Stand up against violence. Embrace peace. We can do better than this. #GodIsntFixingThis
— bobbyp (@bobbyp) December 3, 2015
— Al McWilliams (@AlMcAlMcAl) December 3, 2015
— Torri Shack (@torrishack) December 3, 2015
Sen. Chris Murphy, D-Conn., who called for more gun restrictions in the wake of the devastating shootings at Sandy Hook Elementary in his state two years ago, echoed those sentiments.
Your “thoughts” should be about steps to take to stop this carnage. Your “prayers” should be for forgiveness if you do nothing – again.
— Chris Murphy (@ChrisMurphyCT) December 2, 2015
Others argued back that God wasn’t acting, because he had been removed from schools and the public sphere.
I disagree with #GodIsntFixingThis!! God has NEVER left us. We are the ones that took Him out of everything!
— ShaySoSuper (@BrownShataria) December 3, 2015
#GodIsntFixingThis ? Maybe because God is constantly getting kicked out of this! Don’t need politicians pretending to be believers!
— Timothy Henderson (@pragart) December 3, 2015
The passionate online reactions mirror just how divided Americans are on the issue. An October CNN/ORC poll showed the public was split — 52 percent oppose stricter gun-control laws, while 46 percent support new ones.
Others thought the online backlash against prayer came across as crass.
“Mockery isn’t fixing this. As a supporter of stronger gun control, this New York Daily News cover and the related #GodIsn’tFixingThis Twitter storm make me wince. Only people who agree with me can pray for victims of gun violence?” National Journal’s Ron Fournier wrote, adding, “[I]t insults anybody who opposes gun control and demeans their sympathies for the victims. It mocks their prayers. That’s no way to win a culture war.”

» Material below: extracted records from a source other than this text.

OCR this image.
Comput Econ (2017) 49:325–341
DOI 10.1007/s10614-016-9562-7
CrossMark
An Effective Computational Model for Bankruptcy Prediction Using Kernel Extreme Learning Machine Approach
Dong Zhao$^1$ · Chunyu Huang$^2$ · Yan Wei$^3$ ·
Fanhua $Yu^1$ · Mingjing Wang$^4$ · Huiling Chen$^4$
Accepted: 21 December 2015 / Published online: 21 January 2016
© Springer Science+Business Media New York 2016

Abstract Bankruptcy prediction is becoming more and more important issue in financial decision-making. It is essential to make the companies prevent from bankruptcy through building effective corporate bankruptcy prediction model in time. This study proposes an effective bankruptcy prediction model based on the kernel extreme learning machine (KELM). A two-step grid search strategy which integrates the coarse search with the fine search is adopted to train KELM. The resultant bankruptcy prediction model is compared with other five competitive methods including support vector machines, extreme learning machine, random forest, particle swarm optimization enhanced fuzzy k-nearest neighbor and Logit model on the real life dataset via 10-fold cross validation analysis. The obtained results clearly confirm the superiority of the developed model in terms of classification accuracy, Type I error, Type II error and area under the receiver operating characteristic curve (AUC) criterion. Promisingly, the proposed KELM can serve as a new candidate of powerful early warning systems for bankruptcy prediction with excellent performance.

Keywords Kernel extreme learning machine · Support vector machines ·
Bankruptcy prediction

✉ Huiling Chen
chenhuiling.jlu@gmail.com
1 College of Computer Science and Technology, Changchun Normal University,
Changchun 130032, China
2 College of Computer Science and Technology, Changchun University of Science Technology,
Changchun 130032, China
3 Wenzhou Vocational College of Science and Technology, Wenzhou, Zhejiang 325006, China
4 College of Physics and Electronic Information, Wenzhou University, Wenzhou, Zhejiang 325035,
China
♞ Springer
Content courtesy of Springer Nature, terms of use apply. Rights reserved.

Dr. Russell Moore, the head of the Southern Baptist Convention’s Ethics and Religious Liberty Commission, wrote this in the Washington Post:
“Ironically, enough, the ‘Don’t Just Pray There, Do Something’ meme will actually keep things from happening. After all, some of our biggest obstacles to policy solutions of any kind is an ideologically fractured populace where virtually every issue is a test of political purity.
“If you shame away the most human aspects of public life — such as the call to pray for one another — you will find this situation worsening, not getting better. After all, we learn to listen to one another, and even work together, because we see one another as fellow humans, fellow citizens, as people of goodwill, not just as avatars to be warred against on a screen.”
Meanwhile, Republican Ted Cruz said at the Republican Jewish Coalition conference in Washington that since the shooters in San Bernadino were Muslim it “may be ‘yet another manifestation’ of ‘radical Islamic terrorism,’ as USA Today noted.
Cruz at Republican Jewish Coalition: calls for moment of silence for #SanBernadino; says “we are at war.”
— Sarah McCammon NPR (@sarahmccammon) December 3, 2015
But the truth is, both sides have politicized the issue — on Thursday morning, the Democratic Congressional Campaign Committee sent out an email asking people to sign their gun control petition, which takes you to a fundraising page.
The issue is one that will still factor deeply into the 2016 elections. During the 2012 presidential race, the National Rifle Association alone spent more than 10 times as much as gun control groups.